A lengthy ingredient list is often a sign of how different a processed food is in comparison to its homemade version. As to what those differences may be, dietician Alyssa Miller told HuffPost, “Store-bought items tend to contain higher levels of fat, sugar or salt and less fiber, largely due to mass production and efforts to appeal to broader consumer taste preferences.”

“Additionally, to extend shelf life, these products frequently include more preservatives and stabilizers, ranging from sugars and salts to vinegars or acids, which might be minimized or unnecessary in homemade versions,” she said.

That doesn’t necessarily mean that any one of these individual ingredients is bad for you, only that this is one way these products differ from homemade versions. Every family has their own priorities when it comes to nutrition, and avoiding certain additives may not be your family’s top goal at the moment.

That said, you can sometimes select products that most resemble homemade versions by looking at the ingredient list.

“Plain hummus, whole grain bread, plain yogurt or meatballs are things I could make at home, but buying the store-bought version saves time and has similar or the same nutrient content,” dietician Jennifer Anderson told HuffPost.
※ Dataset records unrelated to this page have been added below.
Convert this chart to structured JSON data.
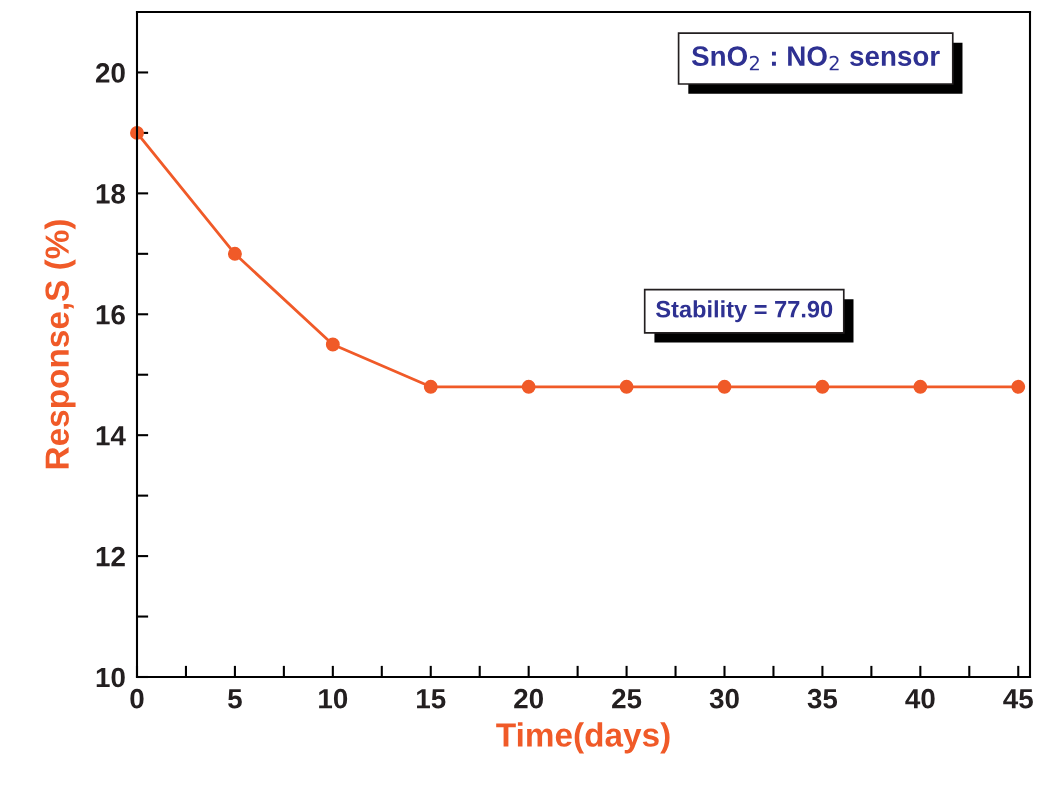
{
  "chart_data": {
    "type": "line",
    "xlabel": "Time(days)",
    "ylabel": "Response,S (%)",
    "x": [
      0,
      5,
      10,
      15,
      20,
      25,
      30,
      35,
      40,
      45
    ],
    "series": [
      {
        "color": "#f05a28",
        "values": [
          19,
          17,
          15.5,
          14.8,
          14.8,
          14.8,
          14.8,
          14.8,
          14.8,
          14.8
        ]
      }
    ],
    "xlim": [
      0,
      45.6
    ],
    "ylim": [
      10,
      21
    ],
    "xticks": [
      0,
      {
        "value": 2.5,
        "label": null
      },
      5,
      {
        "value": 7.5,
        "label": null
      },
      10,
      {
        "value": 12.5,
        "label": null
      },
      15,
      {
        "value": 17.5,
        "label": null
      },
      20,
      {
        "value": 22.5,
        "label": null
      },
      25,
      {
        "value": 27.5,
        "label": null
      },
      30,
      {
        "value": 32.5,
        "label": null
      },
      35,
      {
        "value": 37.5,
        "label": null
      },
      40,
      {
        "value": 42.5,
        "label": null
      },
      45
    ],
    "yticks": [
      10,
      {
        "value": 11,
        "label": null
      },
      12,
      {
        "value": 13,
        "label": null
      },
      14,
      {
        "value": 15,
        "label": null
      },
      16,
      {
        "value": 17,
        "label": null
      },
      18,
      {
        "value": 19,
        "label": null
      },
      20
    ],
    "annotations": [
      "SnO$_{2}$ : NO$_{2}$ sensor",
      "Stability = 77.90"
    ],
    "marker": "circle",
    "line_style": "solid",
    "grid": false,
    "legend": false
  }
}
Plain yogurt made with only milk and live cultures is exactly what you would make at home, for example.

“Plain yogurt, homemade or store-bought, is going to have just as many nutrients,” Anderson said, noting that you can add your own sweeteners at home for flavored yogurt with less sugar than a store-bought brand might have.

Ingredients you don’t recognize aren’t necessarily bad.

It’s reassuring if you recognize all the ingredients on a list, but seeing a word you can’t pronounce doesn’t necessarily mean a product is less nutritious.

Miller called “the whole, ‘If you can’t pronounce it, don’t eat it’ rule ... a bit tricky.”

“Take cholecalciferol, for example — it sounds super complex, but it’s just vitamin D3,” she said.

In addition, Miller said that “some processed foods and those long ingredient lists can still fit into a healthy diet,” even when they’re different from homemade versions.

“It’s all about finding that balance, considering what tastes good, what fits the budget and what ingredients we’re OK with,” Miller said.

Stick to looking for the nutrition information you’re most concerned about.

There are so many things you could consider when looking at nutrition information panels and ingredient lists. It helps to narrow these concerns down to a couple that matter most to your family. You might be vegan or dealing with celiac disease or a nut allergy, for instance.

If your concerns are more general, you might follow Anderson’s example and keep an eye on sugar and sodium content.

“We know on average people are eating more of these nutrients than needed, and they are often added in higher levels to processed foods than what we would add at home,” she said.

This is where buying plain yogurt and adding fruit or other sweeteners at home could mean consuming less sugar than a flavored yogurt product.

“Getting a handle on what you really value can help steer you toward food choices that not only help you feel more satisfied but can make you feel more confident with your buying decisions too,” Miller said.